Le gouvernement du Québec et la Commission de la Capitale nationale du Québec ont inauguré jeudi, au cimetière Notre-Dame-des-Neiges à Montréal, le mausolée restauré de l’ancien premier ministre Honoré Mercier.

Malgré plusieurs restaurations successives assumées par ses descendants, le caveau funéraire se trouvait dans un triste état. Une trentaine de membres de cette famille célèbre reposent dans le même lieu, tout juste à côté du pilier de la lignée.

L’État québécois a dépensé 109 000 $ au cours de l’été pour tailler de nouvelles pierres, rejointoyer les anciennes, fabriquer une porte ornementale de métal qui intègre des éléments originaux et refaire le terrassement.

Un budget de 500 000 $ a été accordé par l’État afin qu’on restaure, au cours des cinq prochaines années, tous les monuments funéraires des premiers ministres québécois.

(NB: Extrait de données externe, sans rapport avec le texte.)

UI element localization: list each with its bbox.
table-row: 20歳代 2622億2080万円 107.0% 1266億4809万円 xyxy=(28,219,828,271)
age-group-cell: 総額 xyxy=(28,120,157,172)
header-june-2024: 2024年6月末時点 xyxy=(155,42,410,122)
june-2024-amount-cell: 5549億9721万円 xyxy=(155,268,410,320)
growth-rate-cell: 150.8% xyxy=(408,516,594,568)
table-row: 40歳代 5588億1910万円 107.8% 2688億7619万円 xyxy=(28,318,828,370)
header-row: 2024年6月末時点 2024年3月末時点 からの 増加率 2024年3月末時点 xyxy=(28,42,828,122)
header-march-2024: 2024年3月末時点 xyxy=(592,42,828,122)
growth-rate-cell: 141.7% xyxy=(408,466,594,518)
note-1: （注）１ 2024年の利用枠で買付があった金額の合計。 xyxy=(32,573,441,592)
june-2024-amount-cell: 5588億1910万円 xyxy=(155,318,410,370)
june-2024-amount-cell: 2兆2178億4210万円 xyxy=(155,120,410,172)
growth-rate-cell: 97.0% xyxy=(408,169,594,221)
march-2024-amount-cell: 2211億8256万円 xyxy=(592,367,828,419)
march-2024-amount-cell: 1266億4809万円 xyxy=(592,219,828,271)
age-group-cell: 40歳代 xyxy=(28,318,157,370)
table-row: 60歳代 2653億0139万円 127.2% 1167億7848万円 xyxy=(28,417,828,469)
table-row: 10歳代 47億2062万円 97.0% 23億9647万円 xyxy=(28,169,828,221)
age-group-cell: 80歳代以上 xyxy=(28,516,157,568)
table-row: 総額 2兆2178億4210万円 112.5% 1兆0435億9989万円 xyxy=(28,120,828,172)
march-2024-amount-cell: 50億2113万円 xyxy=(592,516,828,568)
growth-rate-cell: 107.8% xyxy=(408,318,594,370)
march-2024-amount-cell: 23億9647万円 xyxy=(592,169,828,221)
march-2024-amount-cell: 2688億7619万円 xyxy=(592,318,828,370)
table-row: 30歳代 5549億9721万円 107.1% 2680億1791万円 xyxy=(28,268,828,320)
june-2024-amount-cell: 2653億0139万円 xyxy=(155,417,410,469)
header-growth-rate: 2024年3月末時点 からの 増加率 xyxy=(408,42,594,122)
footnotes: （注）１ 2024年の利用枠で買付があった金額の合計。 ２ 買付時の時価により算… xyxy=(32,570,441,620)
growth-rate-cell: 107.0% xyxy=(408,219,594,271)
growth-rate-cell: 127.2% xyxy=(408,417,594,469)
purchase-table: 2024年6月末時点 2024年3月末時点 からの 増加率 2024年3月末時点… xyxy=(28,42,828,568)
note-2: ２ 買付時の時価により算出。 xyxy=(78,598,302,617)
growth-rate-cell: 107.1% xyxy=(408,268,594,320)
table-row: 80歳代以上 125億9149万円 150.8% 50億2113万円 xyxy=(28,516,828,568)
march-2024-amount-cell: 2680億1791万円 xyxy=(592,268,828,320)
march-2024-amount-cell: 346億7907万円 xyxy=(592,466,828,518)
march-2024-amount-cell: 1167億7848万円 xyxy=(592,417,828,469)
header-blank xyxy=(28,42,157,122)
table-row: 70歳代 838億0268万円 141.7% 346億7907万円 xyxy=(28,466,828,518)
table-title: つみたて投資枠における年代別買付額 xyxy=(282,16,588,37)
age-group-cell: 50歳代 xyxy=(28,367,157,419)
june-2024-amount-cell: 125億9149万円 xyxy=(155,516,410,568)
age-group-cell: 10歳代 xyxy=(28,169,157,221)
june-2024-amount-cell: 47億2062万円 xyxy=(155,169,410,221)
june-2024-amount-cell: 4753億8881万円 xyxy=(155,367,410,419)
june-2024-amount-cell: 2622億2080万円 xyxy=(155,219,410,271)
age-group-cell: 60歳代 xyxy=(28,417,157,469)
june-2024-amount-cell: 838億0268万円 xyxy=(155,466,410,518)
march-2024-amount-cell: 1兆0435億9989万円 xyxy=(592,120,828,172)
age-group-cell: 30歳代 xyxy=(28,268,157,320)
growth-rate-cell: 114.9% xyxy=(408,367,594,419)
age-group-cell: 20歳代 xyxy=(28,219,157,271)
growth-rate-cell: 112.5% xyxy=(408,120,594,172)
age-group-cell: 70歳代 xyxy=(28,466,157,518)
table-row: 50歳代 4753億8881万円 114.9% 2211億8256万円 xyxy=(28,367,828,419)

Présent lors de l’inauguration, Honoré Mercier, quatrième du nom, ancien employé d’une compagnie pétrolière, était très ému. Son père, lui aussi nommé Honoré Mercier, fut député. Son grand-père, nommé aussi Honoré Mercier, fut ministre des gouvernements de Lomer Gouin et d’Alexandre Taschereau. « Mon fils se nomme David-Honoré Mercier. Et mes petits fils, Félix-Honoré et Louis-Honoré Mercier. Je suis le premier à ne pas avoir fait de politique, le premier à voir comment les autres s’étaient fait maganer avant moi. » Mais difficile, avec une telle succession de noms, d’oublier à quelle partie de l’histoire on appartient.

Carrière mouvementée

 

À titre de chef du Parti national, Mercier a exercé les fonctions de premier ministre de 1887 à 1891, emporté dans un scandale financier lié au chemin de fer dans la baie des Chaleurs.

Il est né en 1840 à Saint-Athanase, et sa petite maison natale est aujourd’hui un lieu protégé. Mercier est un des premiers à parler vigoureusement du principe de l’autonomie provinciale. Il cherche à faire pencher la balance des pouvoirs du côté du gouvernement des provinces.

Son concept de l’autonomie provinciale sera repris par plusieurs premiers ministres, en particulier par Maurice Duplessis, qui en fera un argument clé de son discours à compter de 1948, prenant volontiers Mercier en exemple.

En 1864, alors jeune journaliste, Mercier était au nombre de ceux qui s’opposaient au projet de confédération lors des conférences préparatoires. En 1883, il devient chef de l’aile provinciale du Parti libéral avant de faire alliance avec des conservateurs pour former le Parti national. Comme la plupart de ses compatriotes, il s’oppose très vigoureusement à la pendaison de Louis Riel, le chef métis du Manitoba. Il est démis de ses fonctions par le gouverneur général en 1891 après qu’un rapport eut établi que son gouvernement avait détourné de l’argent public.

Malade, considérablement miné par la polémique et les scandales, Honoré Mercier meurt en 1894 à l’âge de 54 ans. On dit qu’une foule de 25 000 personnes suit son cortège jusqu’au cimetière Notre-Dame-des-Neiges. Il est inhumé dans un mausolée situé à quelques mètres seulement de Thomas D’Arcy McGee, un des pères de la Confédération canadienne, assassiné au printemps 1868 par un militant républicain irlandais.